When you find a real bug
Real = a defect in the app, not a flaky harness or a missing dep.
- Document expected vs actual with evidence file paths.
- Write a focused regression unit test in the existing suite — the only test code this skill produces; the
tdd skill handles the watched-RED.
- RED → fix via
diagnosing-bugs → GREEN.
- Re-drive the failing E2E step first-hand and capture fresh evidence.
Phase 5 — Cleanup
Kill the processes you started and agent-browser close. Then remove the test data: query the datastore for the e2e- marker, delete what it finds, and re-query — cleanup is done when the marker query returns nothing. Keep ai-docs/e2e-output/ and ai-docs/e2e-screenshots/ — that's the evidence trail.
Phase 6 — Report
Always emit a text summary in the final message:
## Manual E2E Walkthrough Complete
**Interfaces driven:** <e.g. "CLI, API (http://localhost:8000), Web UI (http://localhost:3000)">
**Journeys walked:** <count> (<N> CLI, <N> API, <N> Web, <N> cross — including <N> edge-case sweeps and <N> probes)
**Datastore validation queries run:** <count>
**Evidence files captured:** <count> outputs, <count> screenshots
**Issues found:** <count> (<fixed> fixed, <remaining> remaining)

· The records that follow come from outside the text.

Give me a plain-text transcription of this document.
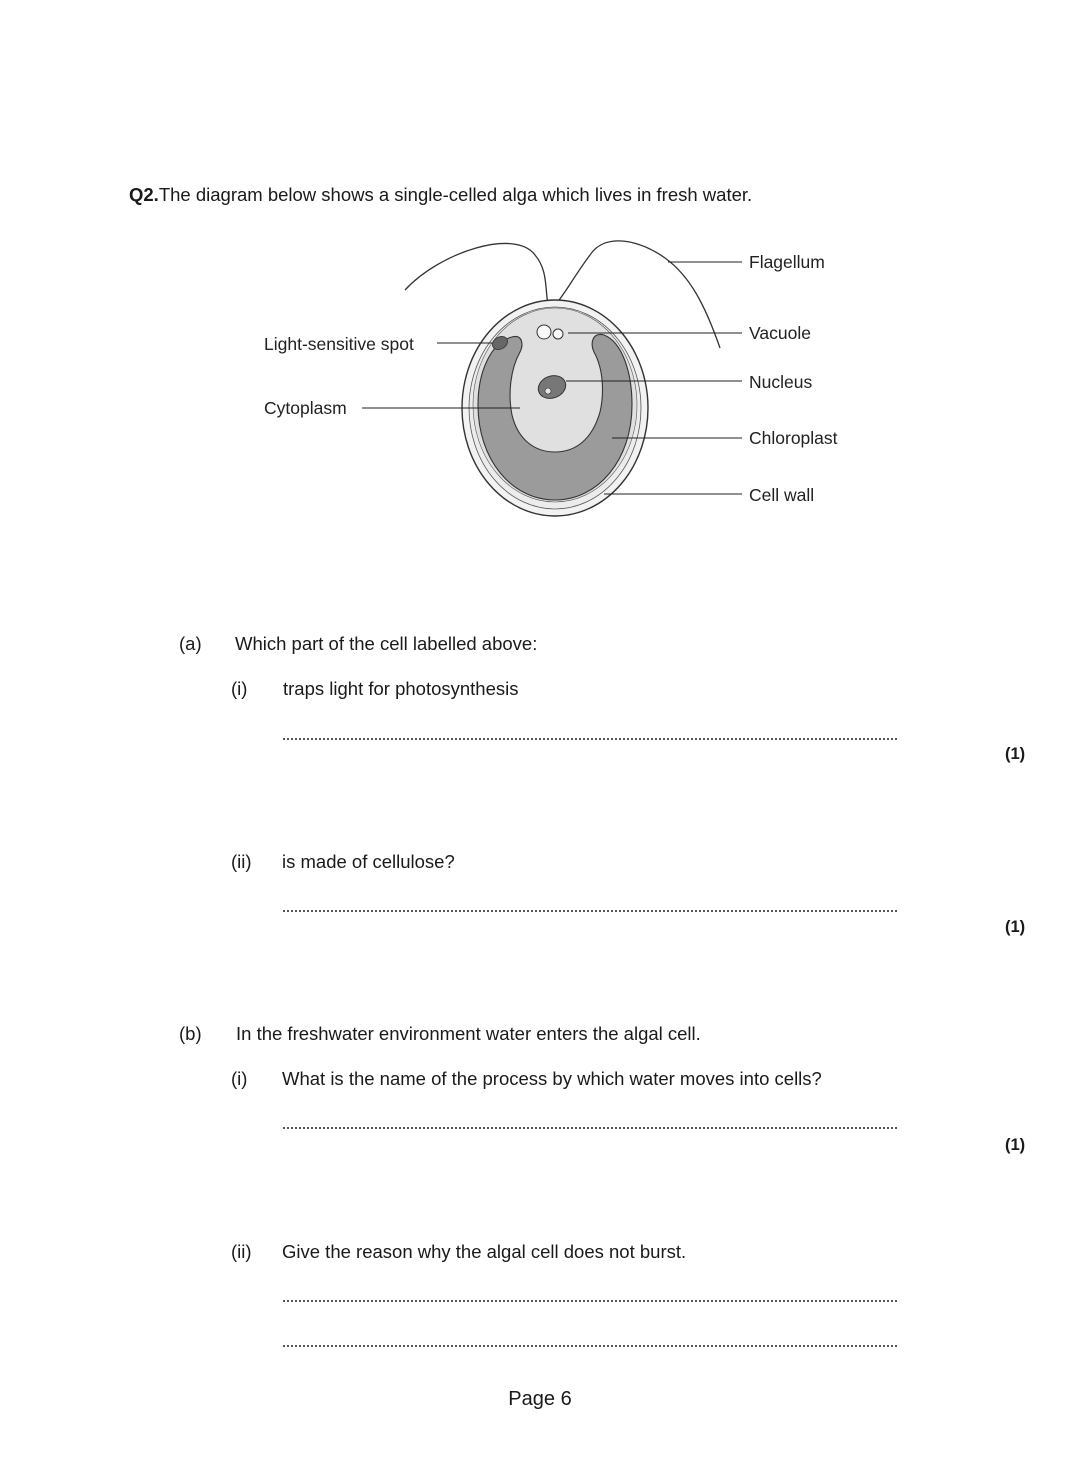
Q2.The diagram below shows a single-celled alga which lives in fresh water.
Flagellum
Vacuole
Nucleus
Chloroplast
Cell wall
Light-sensitive spot
Cytoplasm
(a) Which part of the cell labelled above:
(i) traps light for photosynthesis
(1)
(ii) is made of cellulose?
(1)
(b) In the freshwater environment water enters the algal cell.
(i) What is the name of the process by which water moves into cells?
(1)
(ii) Give the reason why the algal cell does not burst.
Page 6
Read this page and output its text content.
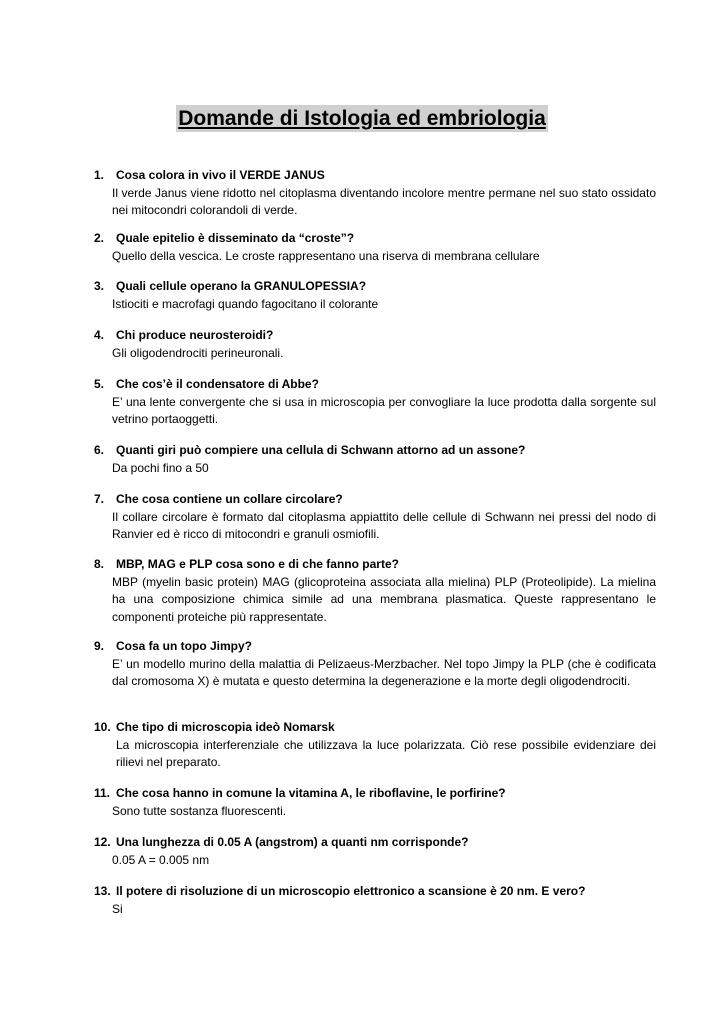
Domande di Istologia ed embriologia
1. Cosa colora in vivo il VERDE JANUS
Il verde Janus viene ridotto nel citoplasma diventando incolore mentre permane nel suo stato ossidato nei mitocondri colorandoli di verde.
2. Quale epitelio è disseminato da “croste”?
Quello della vescica. Le croste rappresentano una riserva di membrana cellulare
3. Quali cellule operano la GRANULOPESSIA?
Istiociti e macrofagi quando fagocitano il colorante
4. Chi produce neurosteroidi?
Gli oligodendrociti perineuronali.
5. Che cos’è il condensatore di Abbe?
E’ una lente convergente che si usa in microscopia per convogliare la luce prodotta dalla sorgente sul vetrino portaoggetti.
6. Quanti giri può compiere una cellula di Schwann attorno ad un assone?
Da pochi fino a 50
7. Che cosa contiene un collare circolare?
Il collare circolare è formato dal citoplasma appiattito delle cellule di Schwann nei pressi del nodo di Ranvier ed è ricco di mitocondri e granuli osmiofili.
8. MBP, MAG e PLP cosa sono e di che fanno parte?
MBP (myelin basic protein) MAG (glicoproteina associata alla mielina) PLP (Proteolipide). La mielina ha una composizione chimica simile ad una membrana plasmatica. Queste rappresentano le componenti proteiche più rappresentate.
9. Cosa fa un topo Jimpy?
E’ un modello murino della malattia di Pelizaeus-Merzbacher. Nel topo Jimpy la PLP (che è codificata dal cromosoma X) è mutata e questo determina la degenerazione e la morte degli oligodendrociti.
10. Che tipo di microscopia ideò Nomarsk
La microscopia interferenziale che utilizzava la luce polarizzata. Ciò rese possibile evidenziare dei rilievi nel preparato.
11. Che cosa hanno in comune la vitamina A, le riboflavine, le porfirine?
Sono tutte sostanza fluorescenti.
12. Una lunghezza di 0.05 A (angstrom) a quanti nm corrisponde?
0.05 A = 0.005 nm
13. Il potere di risoluzione di un microscopio elettronico a scansione è 20 nm. E vero?
Si
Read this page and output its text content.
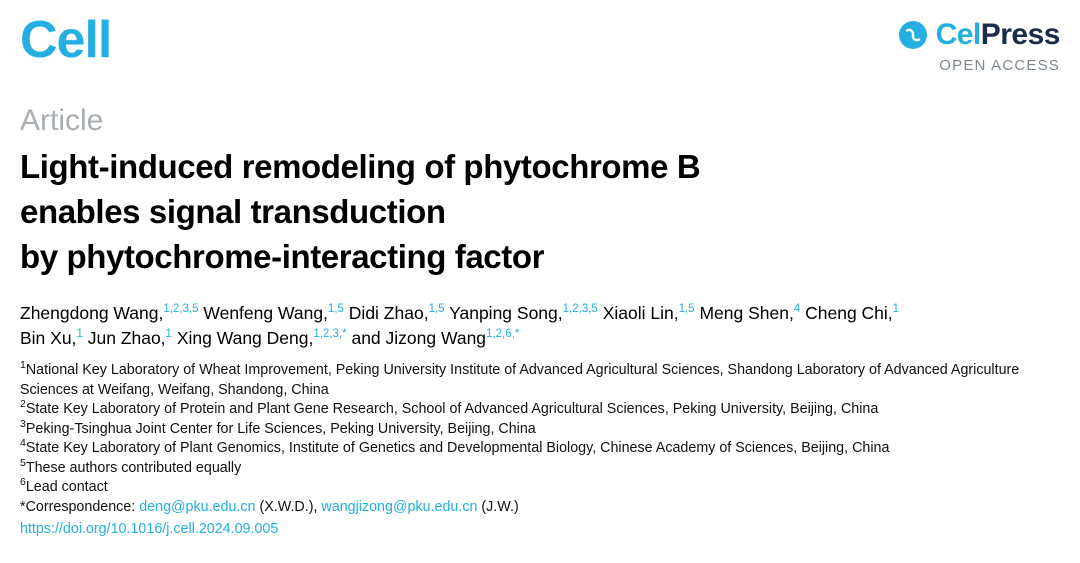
Cell	CelPress
OPEN ACCESS
Article
Light-induced remodeling of phytochrome B
enables signal transduction
by phytochrome-interacting factor
Zhengdong Wang,$^{1,2,3,5}$ Wenfeng Wang,$^{1,5}$ Didi Zhao,$^{1,5}$ Yanping Song,$^{1,2,3,5}$ Xiaoli Lin,$^{1,5}$ Meng Shen,$^4$ Cheng Chi,$^1$
Bin Xu,$^1$ Jun Zhao,$^1$ Xing Wang Deng,$^{1,2,3,*}$ and Jizong Wang$^{1,2,6,*}$
$^1$National Key Laboratory of Wheat Improvement, Peking University Institute of Advanced Agricultural Sciences, Shandong Laboratory of Advanced Agriculture Sciences at Weifang, Weifang, Shandong, China
$^2$State Key Laboratory of Protein and Plant Gene Research, School of Advanced Agricultural Sciences, Peking University, Beijing, China
$^3$Peking-Tsinghua Joint Center for Life Sciences, Peking University, Beijing, China
$^4$State Key Laboratory of Plant Genomics, Institute of Genetics and Developmental Biology, Chinese Academy of Sciences, Beijing, China
$^5$These authors contributed equally
$^6$Lead contact
*Correspondence: deng@pku.edu.cn (X.W.D.), wangjizong@pku.edu.cn (J.W.)
https://doi.org/10.1016/j.cell.2024.09.005
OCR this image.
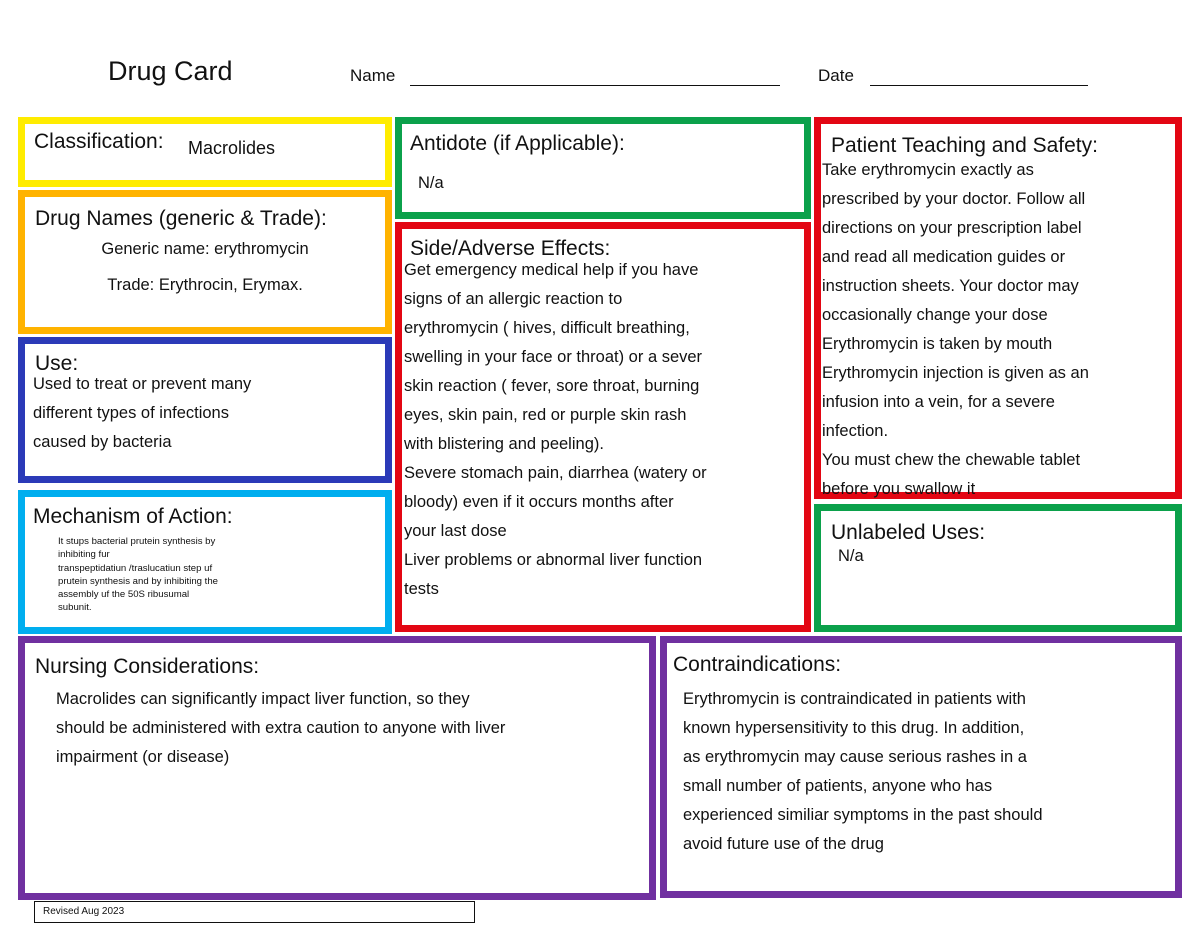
Drug Card	Name	Date
Classification: Macrolides
Drug Names (generic & Trade):
Generic name: erythromycin
Trade: Erythrocin, Erymax.
Use:
Used to treat or prevent many
different types of infections
caused by bacteria
Mechanism of Action:
It stups bacterial prutein synthesis by
inhibiting fur
transpeptidatiun /traslucatiun step uf
prutein synthesis and by inhibiting the
assembly uf the 50S ribusumal
subunit.
Antidote (if Applicable):
N/a
Side/Adverse Effects:
Get emergency medical help if you have
signs of an allergic reaction to
erythromycin ( hives, difficult breathing,
swelling in your face or throat) or a sever
skin reaction ( fever, sore throat, burning
eyes, skin pain, red or purple skin rash
with blistering and peeling).
Severe stomach pain, diarrhea (watery or
bloody) even if it occurs months after
your last dose
Liver problems or abnormal liver function
tests
Patient Teaching and Safety:
Take erythromycin exactly as
prescribed by your doctor. Follow all
directions on your prescription label
and read all medication guides or
instruction sheets. Your doctor may
occasionally change your dose
Erythromycin is taken by mouth
Erythromycin injection is given as an
infusion into a vein, for a severe
infection.
You must chew the chewable tablet
before you swallow it
Unlabeled Uses:
N/a
Nursing Considerations:
Macrolides can significantly impact liver function, so they
should be administered with extra caution to anyone with liver
impairment (or disease)
Contraindications:
Erythromycin is contraindicated in patients with
known hypersensitivity to this drug. In addition,
as erythromycin may cause serious rashes in a
small number of patients, anyone who has
experienced similiar symptoms in the past should
avoid future use of the drug
Revised Aug 2023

### Issues fixed during the walkthrough
- [Interface] <description> — `<file:line>` — regression test at `<path>`
### Remaining issues
- [Interface] <description> — <severity> — `<file:line>`
### Probe results
- <sub-agent 3 finding> — confirmed (see issues above) / not reproduced — `<file:line>`
### Artifacts
- `ai-docs/e2e-output/`, `ai-docs/e2e-screenshots/`
Then ask the user (via AskUserQuestion) whether to write a full ai-docs/e2e-test-report.md with per-journey breakdowns, screenshots, datastore checks, and findings. If yes, write it.